To recap and make sure I have understood all this I will write it down. Please correct me where I am wrong on any aspect and fill in the blanks as necessary.

I have not yet dismantled the roller on my camera, there seems little point till I find a replacement central spring. I will only lose bits or forget how it goes together. It would however be good to understand how this is done without making a mess of the 'outer' springs.

Here goes:

The bottom roller has three springs.
The two outer springs act to tension the pulleys to which the ribbons and second blind are attached. Their springs are anchored on the pulleys and the other ends are anchored to the shaft inside the body of the roller (??? or to a sleeve that is anchored to the shaft???). Deklari's excellent drawing helps (thanks!) but I would like to see a bigger detail of the central part

The central spring which controls the tension of the first blind is anchored to the shaft and the central part of the roller (? somehow, help!??).

In the normal course of events all three springs are tensioned by screwing up the shaft and capturing it in the small fitting bottom left of shutter (seen from back). The three springs will then tension at roughly the same rate but remain independent allowing an element of balance which will help with very slight differences in ribbon length etc.

((NOTE: The tensioning process is different on the dimple Contax I but more of this another day))

Without dismantling the whole roller (which I guess will mean cutting my new ribbons) I have to assume the centre spring has broken.
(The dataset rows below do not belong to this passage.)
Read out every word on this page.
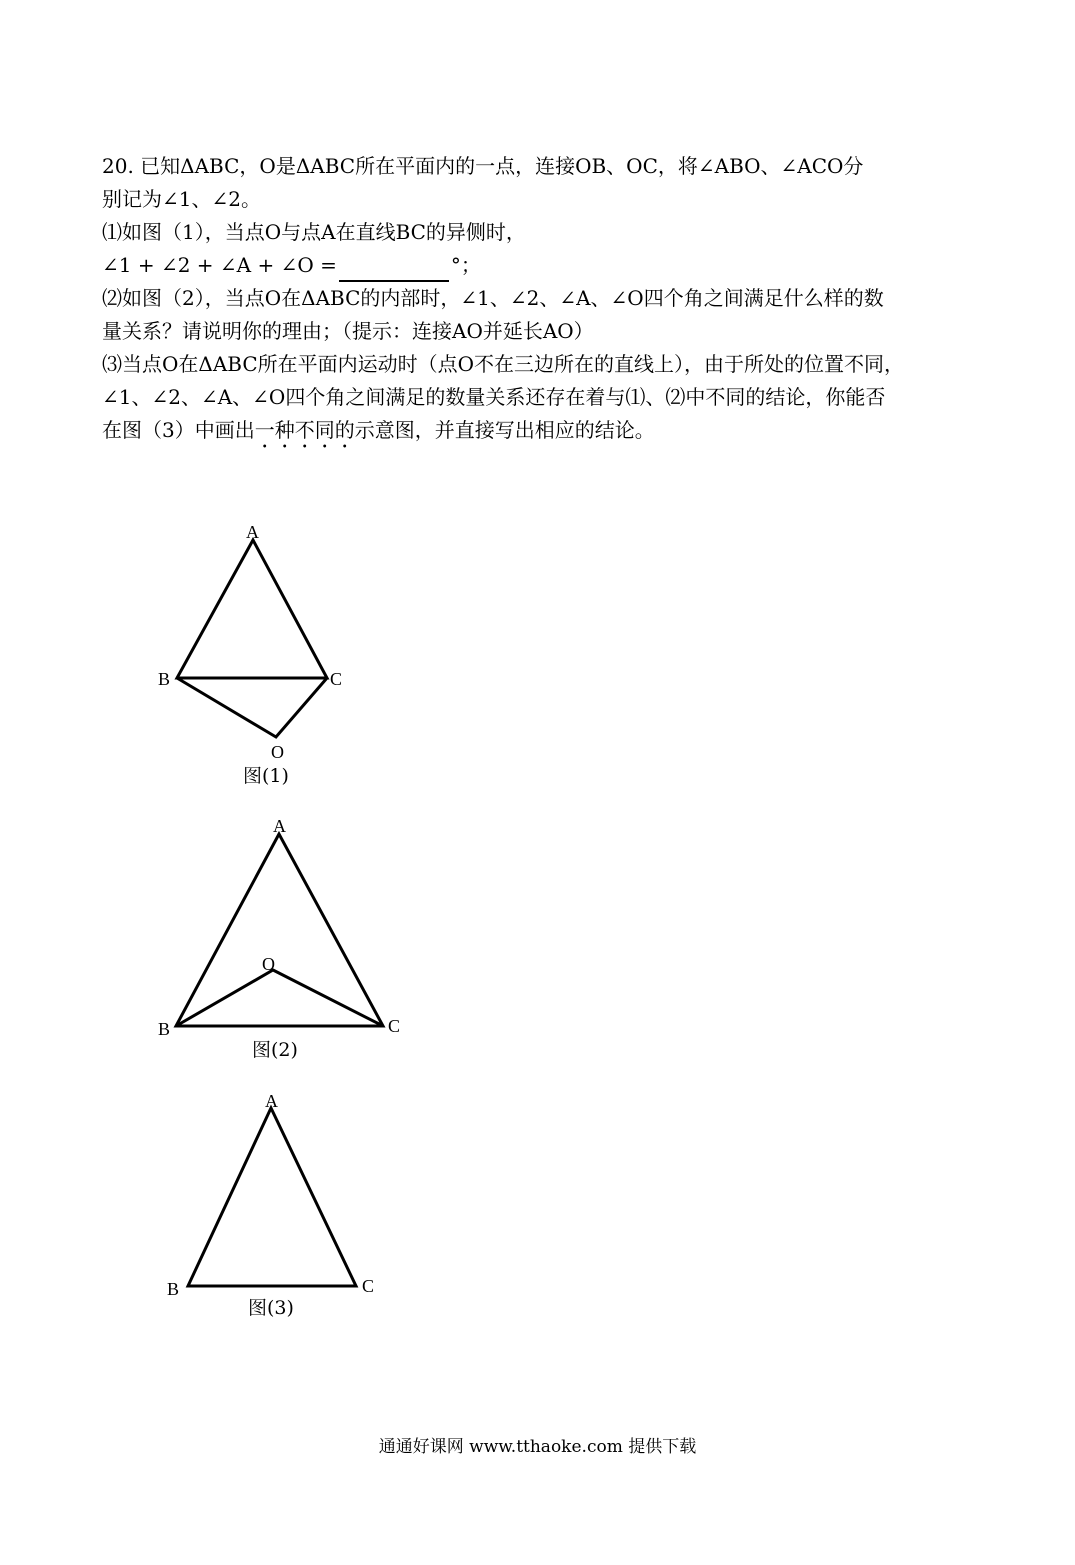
20. 已知ΔABC，O是ΔABC所在平面内的一点，连接OB、OC，将∠ABO、∠ACO分
别记为∠1、∠2。
⑴如图（1），当点O与点A在直线BC的异侧时，
∠1 + ∠2 + ∠A + ∠O =	°；
⑵如图（2），当点O在ΔABC的内部时，∠1、∠2、∠A、∠O四个角之间满足什么样的数
量关系？请说明你的理由；（提示：连接AO并延长AO）
⑶当点O在ΔABC所在平面内运动时（点O不在三边所在的直线上），由于所处的位置不同，
∠1、∠2、∠A、∠O四个角之间满足的数量关系还存在着与⑴、⑵中不同的结论，你能否
在图（3）中画出一种不同的示意图，并直接写出相应的结论。
A
B	C
O
图(1)
A
B	C
O
图(2)
A
B	C
图(3)
通通好课网 www.tthaoke.com 提供下载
The chances of it having come 'undone somehow' must be seen as zero and I guess any fiddling with the spring will only make it snap.

For a solution I have one or two ideas as to people who may have the relevant bits in a box and there is always a Kiev but I would far rather replace the whole roller if possible which means looking for the remains of a dead Contax I.

So if a anyone can offer a step by step of dismantling the roller it would be a great help.

In the meantime I will put the camera back together so as not to lose anything and turn my attention and sledge hammer to my next project!